The result: the combination of a heavy bag and a cheap cord meant that the cord snapped when the parachute opened, and the packs of guns, ammo, grenades, and rations were scattered in fields and bushes throughout the breadth of Normandy.

This is why in the miniseries Band of Brothers Lieutenant Winters is seen wielding a knife in the dark rather than a Thompson rifle on his first night in France.

The other major fiasco was that the pilots flying the C-47 planes were meant to throttle down to ninety miles per hour in order to allow the paratroopers a safe landing. Due to low-lying clouds, German searchlights, tracers, and explosions, the pilots banked left, right, climbed or descended in altitude, and sped up to a hundred and fifty miles per hour to avoid being shelled. hi low wedding dresses

The result was that the paratroopers were jumping haphazardly, scattered over farmland, townships, rivers, and roads. One soldier even landed in a pile of manure. As Stephen Ambrose said, “At least it was a soft landing.”

This is the lesson: they didn’t make any headway until they reassembled.

It’s going to be the same for us. We have been a scattered bunch of one-hit wonders, trying to be the next Spurgeon, Lloyd-Jones, Piper, or Driscoll. If that’s been your focus, I’ve got news for you, pal. It probably isn’t going to happen.

We’re going to need to reassemble ourselves according to the roles Jesus assigned us and relocate our equipment if we’re going to make headway in preventing the Great Commission from becoming the great omission.

We’ve become so scattered and out of formation that we’re not even clear what our directives are anymore.

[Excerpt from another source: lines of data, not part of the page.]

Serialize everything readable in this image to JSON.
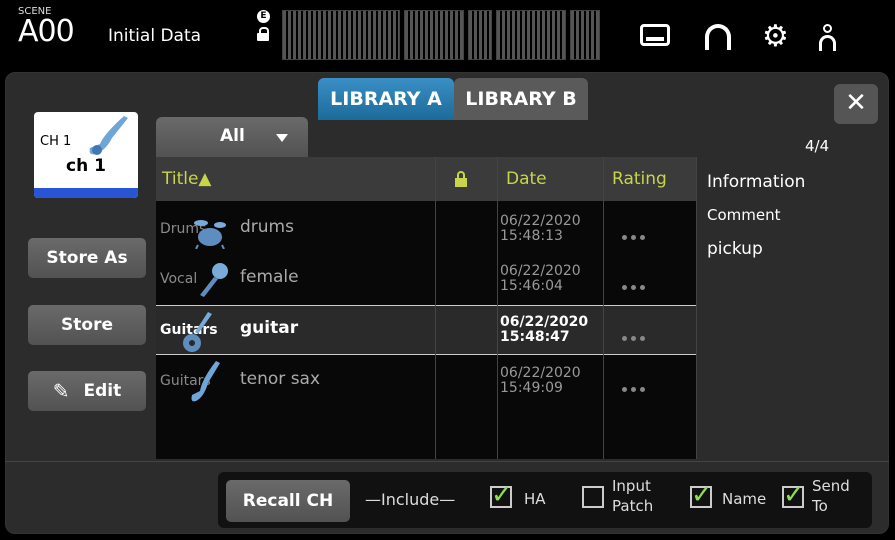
{
  "top": {
    "scene_label": "SCENE",
    "scene_number": "A00",
    "scene_title": "Initial Data",
    "e_indicator": "E",
    "icons": [
      "recorder-icon",
      "headphones-icon",
      "gear-icon",
      "user-icon"
    ]
  },
  "tabs": {
    "library_a": "LIBRARY A",
    "library_b": "LIBRARY B",
    "active": "LIBRARY A"
  },
  "close_symbol": "✕",
  "channel": {
    "number": "CH 1",
    "name": "ch 1",
    "color": "#2a54d6"
  },
  "side_buttons": {
    "store_as": "Store As",
    "store": "Store",
    "edit": "Edit"
  },
  "filter": {
    "value": "All"
  },
  "counter": "4/4",
  "table": {
    "headers": {
      "title": "Title▲",
      "date": "Date",
      "rating": "Rating"
    },
    "rows": [
      {
        "category": "Drums",
        "title": "drums",
        "date": "06/22/2020",
        "time": "15:48:13",
        "selected": false
      },
      {
        "category": "Vocal",
        "title": "female",
        "date": "06/22/2020",
        "time": "15:46:04",
        "selected": false
      },
      {
        "category": "Guitars",
        "title": "guitar",
        "date": "06/22/2020",
        "time": "15:48:47",
        "selected": true
      },
      {
        "category": "Guitars",
        "title": "tenor sax",
        "date": "06/22/2020",
        "time": "15:49:09",
        "selected": false
      }
    ]
  },
  "info": {
    "header": "Information",
    "comment_label": "Comment",
    "comment": "pickup"
  },
  "bottom": {
    "recall": "Recall CH",
    "include": "—Include—",
    "ha": "HA",
    "ha_checked": true,
    "input_patch_1": "Input",
    "input_patch_2": "Patch",
    "input_patch_checked": false,
    "name": "Name",
    "name_checked": true,
    "send_to_1": "Send",
    "send_to_2": "To",
    "send_to_checked": true
  }
}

David Garrison challenged: If we want to be on mission with God we simply must pause long enough to understand how God is on mission.

Only then can we know with some degree of certainty that we are aligned as his instruments and not misaligned as his obstacles.

How is God on mission?

Jesus said, “As you have sent me into the world, so I have sent them into the world” (John 17: 18), but are we going as He went? Church planting is essentially bringing the unique gospel community presence of Jesus Christ (where two or more are gathered) into the midst of a surrounding non-gospel community: “I am there in the midst of them” (Matt. 18: 20 NKJV).

It is the process of transforming a city into a city on a hill by shining a beacon of God’s glory in its midst. A scene in Peter Jackson’s film The Two Towers depicts a relay of signal fires being lit across Middle Earth.

The awesome responsibility of any church planter is to light the signal fires that stretch the breadth of the land, so that from any one point on the street-view of God’s Google map, you have God’s POV within a community.


But Jesus thought we could do it— through a Spirit-empowered team effort. As the ultimate apostle, Jesus spearheaded the mission, making the jump from heaven to earth. When His assignment was accomplished, He commissioned His sub-officers to finish the mission, rigged Himself back up to heaven, and kicked down five separate kitbags to help them finish the job."

Jones, Peyton. Church Zero: Raising 1st Century Churches out of the Ashes of the 21st Century Church (pp. 65-69). David C. Cook. Kindle Edition.